While David Clegg doesn’t believe Ulster County has a major gang problem, gangs and gun violence still represent a serious issue. The Ulster County district attorney estimates that about 60 percent of serious crime in Ulster County has some sort of gang involvement.
Clegg fielded a number of questions from the public webinar held Thursday by the League of Women Voters of the Mid-Hudson Valley and the American Association of University Women on Zoom. Addressing about 40 participants, Clegg discussed a recent meeting with New York State attorney general Letitia James. The focus was on the number of gang-involved people coming up from the Bronx or Brooklyn.
He said the cases often involve drug deals. “Guns and drugs go together,” Clegg said. They all too often end in gun violence.
“There are too many guns out there,” There are twelve-to-14-year-old young adults with guns. “I don’t have the answer, but it’s scary.”
Prosecutors are taking the situation very seriously. “There have been some people who ended up with a ten-year prison sentence after being caught on three different occasions with a loaded gun,” Clegg said. “We have to let people know that’s not acceptable behavior, and leads to damage.”
Clegg said his office wants to do everything it can do to reach out to at-risk youth. He hopes his office can spread the word out into high schools and let people know how serious the trouble they get into can be.
Initiatives in Ulster County include a “SNUG” neighborhood violence prevention program in partnership with the Midtown-based substance-use treatment center Samadhi. The program reaches out to at-risk youth, some with possible gang involvement.

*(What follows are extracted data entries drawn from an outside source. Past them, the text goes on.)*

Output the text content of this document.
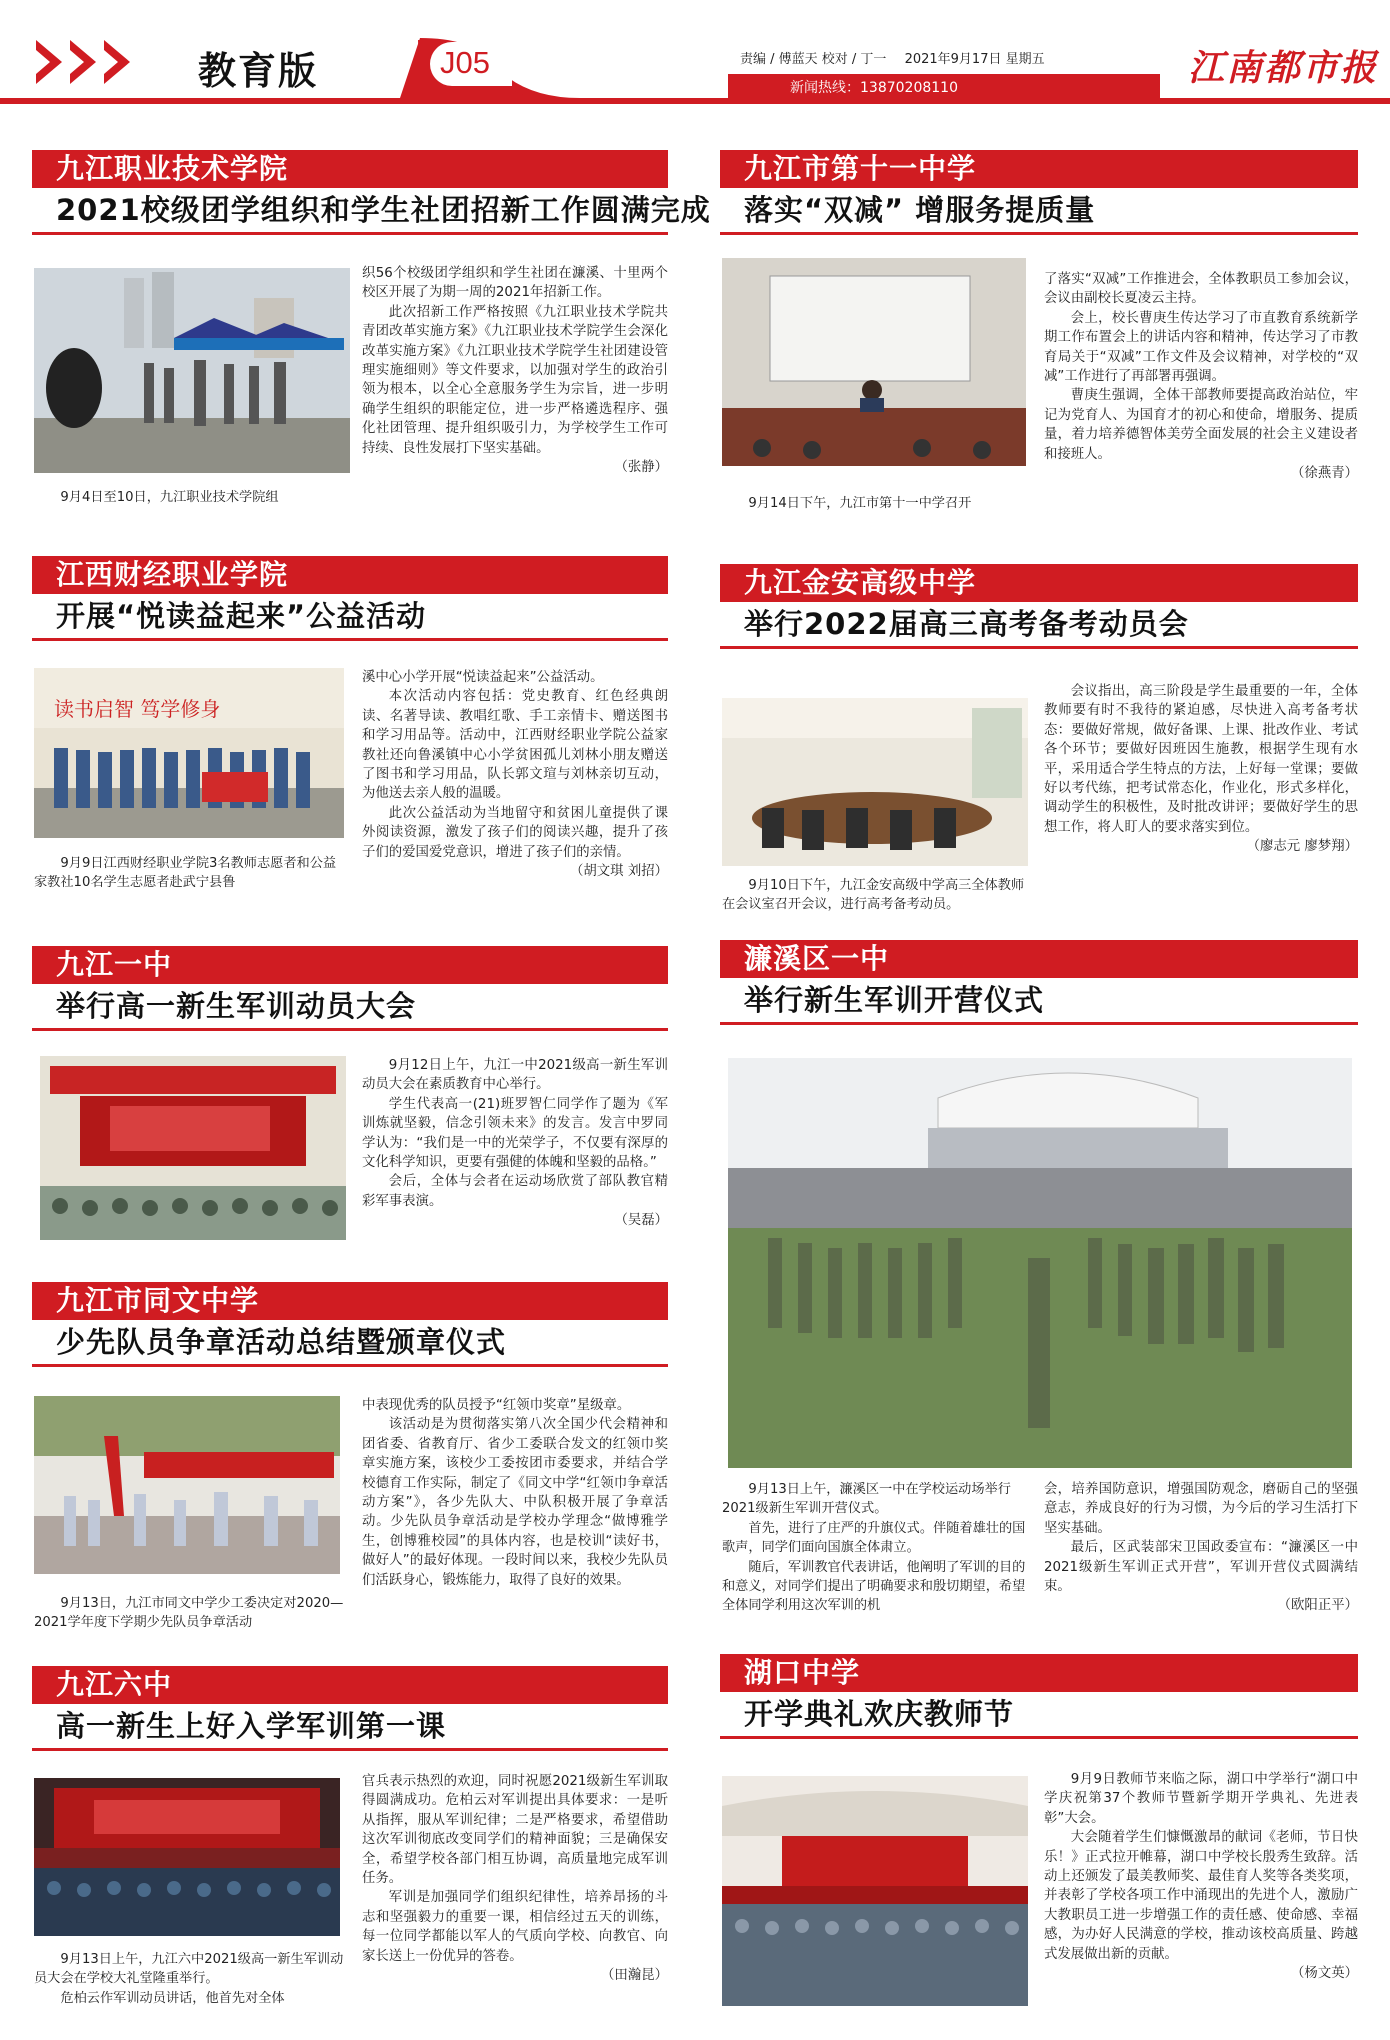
教育版	J05	责编 / 傅蓝天 校对 / 丁一 2021年9月17日 星期五
新闻热线：13870208110	江南都市报
九江职业技术学院
2021校级团学组织和学生社团招新工作圆满完成

9月4日至10日，九江职业技术学院组

织56个校级团学组织和学生社团在濂溪、十里两个校区开展了为期一周的2021年招新工作。

此次招新工作严格按照《九江职业技术学院共青团改革实施方案》《九江职业技术学院学生会深化改革实施方案》《九江职业技术学院学生社团建设管理实施细则》等文件要求，以加强对学生的政治引领为根本，以全心全意服务学生为宗旨，进一步明确学生组织的职能定位，进一步严格遴选程序、强化社团管理、提升组织吸引力，为学校学生工作可持续、良性发展打下坚实基础。

（张静）

九江市第十一中学
落实“双减” 增服务提质量

9月14日下午，九江市第十一中学召开

了落实“双减”工作推进会，全体教职员工参加会议，会议由副校长夏凌云主持。

会上，校长曹庚生传达学习了市直教育系统新学期工作布置会上的讲话内容和精神，传达学习了市教育局关于“双减”工作文件及会议精神，对学校的“双减”工作进行了再部署再强调。

曹庚生强调，全体干部教师要提高政治站位，牢记为党育人、为国育才的初心和使命，增服务、提质量，着力培养德智体美劳全面发展的社会主义建设者和接班人。

（徐燕青）

江西财经职业学院
开展“悦读益起来”公益活动
读书启智 笃学修身

9月9日江西财经职业学院3名教师志愿者和公益家教社10名学生志愿者赴武宁县鲁

溪中心小学开展“悦读益起来”公益活动。

本次活动内容包括：党史教育、红色经典朗读、名著导读、教唱红歌、手工亲情卡、赠送图书和学习用品等。活动中，江西财经职业学院公益家教社还向鲁溪镇中心小学贫困孤儿刘林小朋友赠送了图书和学习用品，队长郭文瑄与刘林亲切互动，为他送去亲人般的温暖。

此次公益活动为当地留守和贫困儿童提供了课外阅读资源，激发了孩子们的阅读兴趣，提升了孩子们的爱国爱党意识，增进了孩子们的亲情。

（胡文琪 刘招）

九江金安高级中学
举行2022届高三高考备考动员会

9月10日下午，九江金安高级中学高三全体教师在会议室召开会议，进行高考备考动员。

会议指出，高三阶段是学生最重要的一年，全体教师要有时不我待的紧迫感，尽快进入高考备考状态：要做好常规，做好备课、上课、批改作业、考试各个环节；要做好因班因生施教，根据学生现有水平，采用适合学生特点的方法，上好每一堂课；要做好以考代练，把考试常态化，作业化，形式多样化，调动学生的积极性，及时批改讲评；要做好学生的思想工作，将人盯人的要求落实到位。

（廖志元 廖梦翔）

九江一中
举行高一新生军训动员大会

9月12日上午，九江一中2021级高一新生军训动员大会在素质教育中心举行。

学生代表高一(21)班罗智仁同学作了题为《军训炼就坚毅，信念引领未来》的发言。发言中罗同学认为：“我们是一中的光荣学子，不仅要有深厚的文化科学知识，更要有强健的体魄和坚毅的品格。”

会后，全体与会者在运动场欣赏了部队教官精彩军事表演。

（吴磊）

濂溪区一中
举行新生军训开营仪式

9月13日上午，濂溪区一中在学校运动场举行2021级新生军训开营仪式。

首先，进行了庄严的升旗仪式。伴随着雄壮的国歌声，同学们面向国旗全体肃立。

随后，军训教官代表讲话，他阐明了军训的目的和意义，对同学们提出了明确要求和殷切期望，希望全体同学利用这次军训的机

会，培养国防意识，增强国防观念，磨砺自己的坚强意志，养成良好的行为习惯，为今后的学习生活打下坚实基础。

最后，区武装部宋卫国政委宣布：“濂溪区一中2021级新生军训正式开营”，军训开营仪式圆满结束。

（欧阳正平）

九江市同文中学
少先队员争章活动总结暨颁章仪式

9月13日，九江市同文中学少工委决定对2020—2021学年度下学期少先队员争章活动

中表现优秀的队员授予“红领巾奖章”星级章。

该活动是为贯彻落实第八次全国少代会精神和团省委、省教育厅、省少工委联合发文的红领巾奖章实施方案，该校少工委按团市委要求，并结合学校德育工作实际，制定了《同文中学“红领巾争章活动方案”》，各少先队大、中队积极开展了争章活动。少先队员争章活动是学校办学理念“做博雅学生，创博雅校园”的具体内容，也是校训“读好书，做好人”的最好体现。一段时间以来，我校少先队员们活跃身心，锻炼能力，取得了良好的效果。

九江六中
高一新生上好入学军训第一课

9月13日上午，九江六中2021级高一新生军训动员大会在学校大礼堂隆重举行。

危柏云作军训动员讲话，他首先对全体

官兵表示热烈的欢迎，同时祝愿2021级新生军训取得圆满成功。危柏云对军训提出具体要求：一是听从指挥，服从军训纪律；二是严格要求，希望借助这次军训彻底改变同学们的精神面貌；三是确保安全，希望学校各部门相互协调，高质量地完成军训任务。

军训是加强同学们组织纪律性，培养昂扬的斗志和坚强毅力的重要一课，相信经过五天的训练，每一位同学都能以军人的气质向学校、向教官、向家长送上一份优异的答卷。

（田瀚昆）

湖口中学
开学典礼欢庆教师节

9月9日教师节来临之际，湖口中学举行“湖口中学庆祝第37个教师节暨新学期开学典礼、先进表彰”大会。

大会随着学生们慷慨激昂的献词《老师，节日快乐！》正式拉开帷幕，湖口中学校长殷秀生致辞。活动上还颁发了最美教师奖、最佳育人奖等各类奖项，并表彰了学校各项工作中涌现出的先进个人，激励广大教职员工进一步增强工作的责任感、使命感、幸福感，为办好人民满意的学校，推动该校高质量、跨越式发展做出新的贡献。

（杨文英）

“We have to let kids know flashing a gun is a very serious crime,” Clegg said.
Gang affiliates are from New York City and traffickers from Patterson, New Jersey. He said the DA’s office put away a man from Patterson who sold fentanyl to a victim who then overdosed. His office has also dealt with gang members from Springfield, Massachusetts and Pennsylvania.
“I can’t give enough credit to the Ulster Regional Gang Enforcement Narcotics Team,” he said. “URGENT is having a great deal of success.”
Changes in bail reform
While some have laid the blame for an uptick in crime on bail-reform legislation that went into effect in early 2020, Clegg said he believes bail reform has worked overall. It’s really worked keeping people out of jail who would go to jail for 20, 30 or 60 days simply because they could not afford bail. He had seen this all too often in his former role as a public defender.
But he admitted the original law went a bit too far. He has spoken to State Senate majority leader Andrea Stewart Cousins and State Assembly speaker Carl Heastie about some changes. “We were seeing bad people take advantage of it,” Clegg said. “We were seeing people commit burglary after burglary.”
That was corrected. “When someone has a charge pending, and they commit another felony, they can be put in jail.”
Clegg said his office was careful about requesting bail. “My office doesn’t request bail unless we think there’s a public-safety risk,” he said. “We’re not looking to jail someone awaiting [trial on] a non-violent crime.”
Other issues
Clegg was asked whether law-enforcement officials knew of any presence of violent far-right extremist groups such as Proud Boys or Oath Keepers. He said he didn’t have a doubt they were here, but so far officials haven’t heard of threats or seen any violence from them.
Though the number of murders in the county declined in 2021 from a big spike in 2020, two recent murders have cast a shadow over the decline. The toughest case he’s worked as DA involved gun violence, Clegg said. That case was the December 2020 shooting death of twelve-year-old D’Janeira Mason of Kingston.
“I went to the scene of the murder, and saw the girl was shot in the head,” he said. “I decided to handle that case from the grand jury to conviction. Those are things that stay with you.”